2009 Château Pesquié, Terrasse Rouge — Château Pesquié is a family estate located at the foot of Mont Ventoux in the southern Rhône Valley. The mountain slopes provide a perfect microclimate for the vines. The Grenache (from 60-year-old vines) and Syrah (from 30-year-old-vines) in this blend grow on clay and limestone gravel soil, giving the wine an intense, spicy nose, and elegant flavors of black berries, spice and garrigue. Jancis Robinson calls Pesquié a “seriously excellent producer,” adding, “If you like southern Rhône reds but don’t like tough tannins or the price of the most famous Châteauneufs, you should seriously consider this great value and pleasure.” Great value indeed, at $15. Enjoy it over the next three to five years with lamb chops, grilled meats, or simpler dishes like roasted vegetables or kebabs.
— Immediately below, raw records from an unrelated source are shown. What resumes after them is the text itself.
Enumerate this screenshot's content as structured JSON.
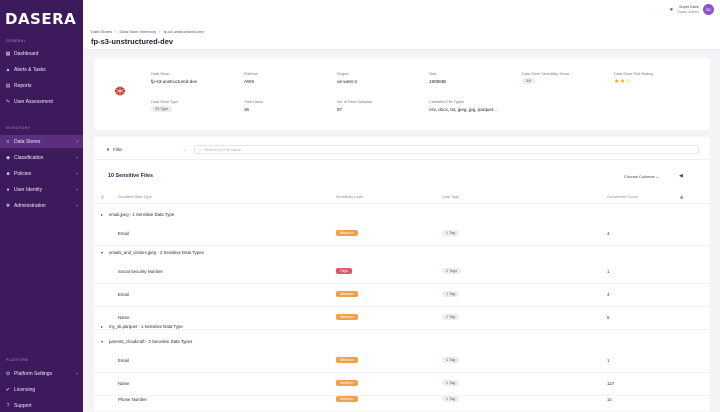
{
  "app": {
    "logo": "DASERA"
  },
  "sidebar": {
    "sections": [
      {
        "label": "GENERAL",
        "items": [
          {
            "icon": "▦",
            "label": "Dashboard"
          },
          {
            "icon": "▲",
            "label": "Alerts & Tasks"
          },
          {
            "icon": "▤",
            "label": "Reports"
          },
          {
            "icon": "✎",
            "label": "User Assessment"
          }
        ]
      },
      {
        "label": "INVENTORY",
        "items": [
          {
            "icon": "≡",
            "label": "Data Stores",
            "active": true
          },
          {
            "icon": "◆",
            "label": "Classification"
          },
          {
            "icon": "■",
            "label": "Policies"
          },
          {
            "icon": "●",
            "label": "User Identity"
          },
          {
            "icon": "✚",
            "label": "Administration"
          }
        ]
      }
    ],
    "bottom_section": "PLATFORM",
    "bottom_items": [
      {
        "icon": "⚙",
        "label": "Platform Settings"
      },
      {
        "icon": "✔",
        "label": "Licensing"
      },
      {
        "icon": "?",
        "label": "Support"
      }
    ]
  },
  "header": {
    "breadcrumb": [
      "Data Stores",
      "›",
      "Data Store Inventory",
      "›",
      "fp-s3-unstructured-dev"
    ],
    "title": "fp-s3-unstructured-dev",
    "user": {
      "name": "Super Dave",
      "role": "Super Admin",
      "initials": "SD"
    }
  },
  "info": {
    "fields": [
      {
        "label": "Data Store",
        "value": "fp-s3-unstructured-dev"
      },
      {
        "label": "Platform",
        "value": "AWS"
      },
      {
        "label": "Region",
        "value": "us-west-2"
      },
      {
        "label": "Size",
        "value": "1905MB"
      },
      {
        "label": "Data Store Sensitivity Score",
        "value": "3/5"
      },
      {
        "label": "Data Store Risk Rating",
        "value": "★★☆"
      },
      {
        "label": "Data Store Type",
        "value": "S3 Type"
      },
      {
        "label": "Total Users",
        "value": "36"
      },
      {
        "label": "No. of Files Sampled",
        "value": "97"
      },
      {
        "label": "Classified File Types",
        "value": "csv, docx, txt, jpeg, jpg, parquet..."
      }
    ]
  },
  "table": {
    "filter_label": "Filter",
    "search_placeholder": "Search by File name",
    "title": "10 Sensitive Files",
    "choose_columns": "Choose Columns",
    "headers": [
      "Sensitive Data Type",
      "Sensitivity Level",
      "Data Tags",
      "Occurrence Count"
    ],
    "groups": [
      {
        "label": "email.jpeg - 1 Sensitive Data Type",
        "rows": [
          {
            "name": "Email",
            "level": "Medium",
            "tag": "1 Tag",
            "count": "4"
          }
        ]
      },
      {
        "label": "emails_and_visitors.jpeg - 3 Sensitive Data Types",
        "rows": [
          {
            "name": "Social Security Number",
            "level": "High",
            "tag": "2 Tags",
            "count": "1"
          },
          {
            "name": "Email",
            "level": "Medium",
            "tag": "1 Tag",
            "count": "4"
          },
          {
            "name": "Name",
            "level": "Medium",
            "tag": "1 Tag",
            "count": "5"
          }
        ]
      },
      {
        "label": "my_sk.parquet - 1 Sensitive Data Type",
        "rows": []
      },
      {
        "label": "parent3_cloudcraft - 3 Sensitive Data Types",
        "rows": [
          {
            "name": "Email",
            "level": "Medium",
            "tag": "1 Tag",
            "count": "1"
          },
          {
            "name": "Name",
            "level": "Medium",
            "tag": "1 Tag",
            "count": "127"
          },
          {
            "name": "Phone Number",
            "level": "Medium",
            "tag": "1 Tag",
            "count": "14"
          }
        ]
      }
    ]
  },
  "colors": {
    "sidebar_bg": "#3d1a5c",
    "accent": "#5a2f80",
    "medium": "#f0a04b",
    "high": "#e0566b"
  }
}
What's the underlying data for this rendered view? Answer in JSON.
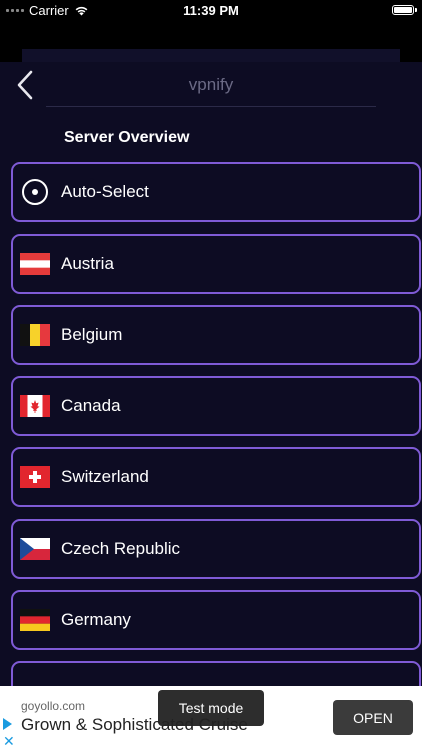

2007 Gamache Vintners, Merlot — In 1982, back when the Washington wine industry was still in its infancy, fourth generation Yakima Valley farmers, Bob and Roger Gamache, decided to plant vineyards on their property north of Pasco (near Bacchus and Conner Lee). Over the years they provided fruit to a number of large Washington wine enterprises, as well as smaller wineries such as Abeja, Bergevin Lane, and Boudreaux. But in 2002 they decided to launch their own label to showcase their highly-acclaimed fruit. They enlisted friend and client Charlie Hoppes, of Fidelitas fame, and the rest is winemaking history. Gamache wines have been a mainstay of our shop pretty much since day one. This very expressive Merlot is warm, rich, and velvety, but with enough power to stand up to a juicy steak or roast. It was $25, but it’s been reduced to $19.75, an amazing value for this wine.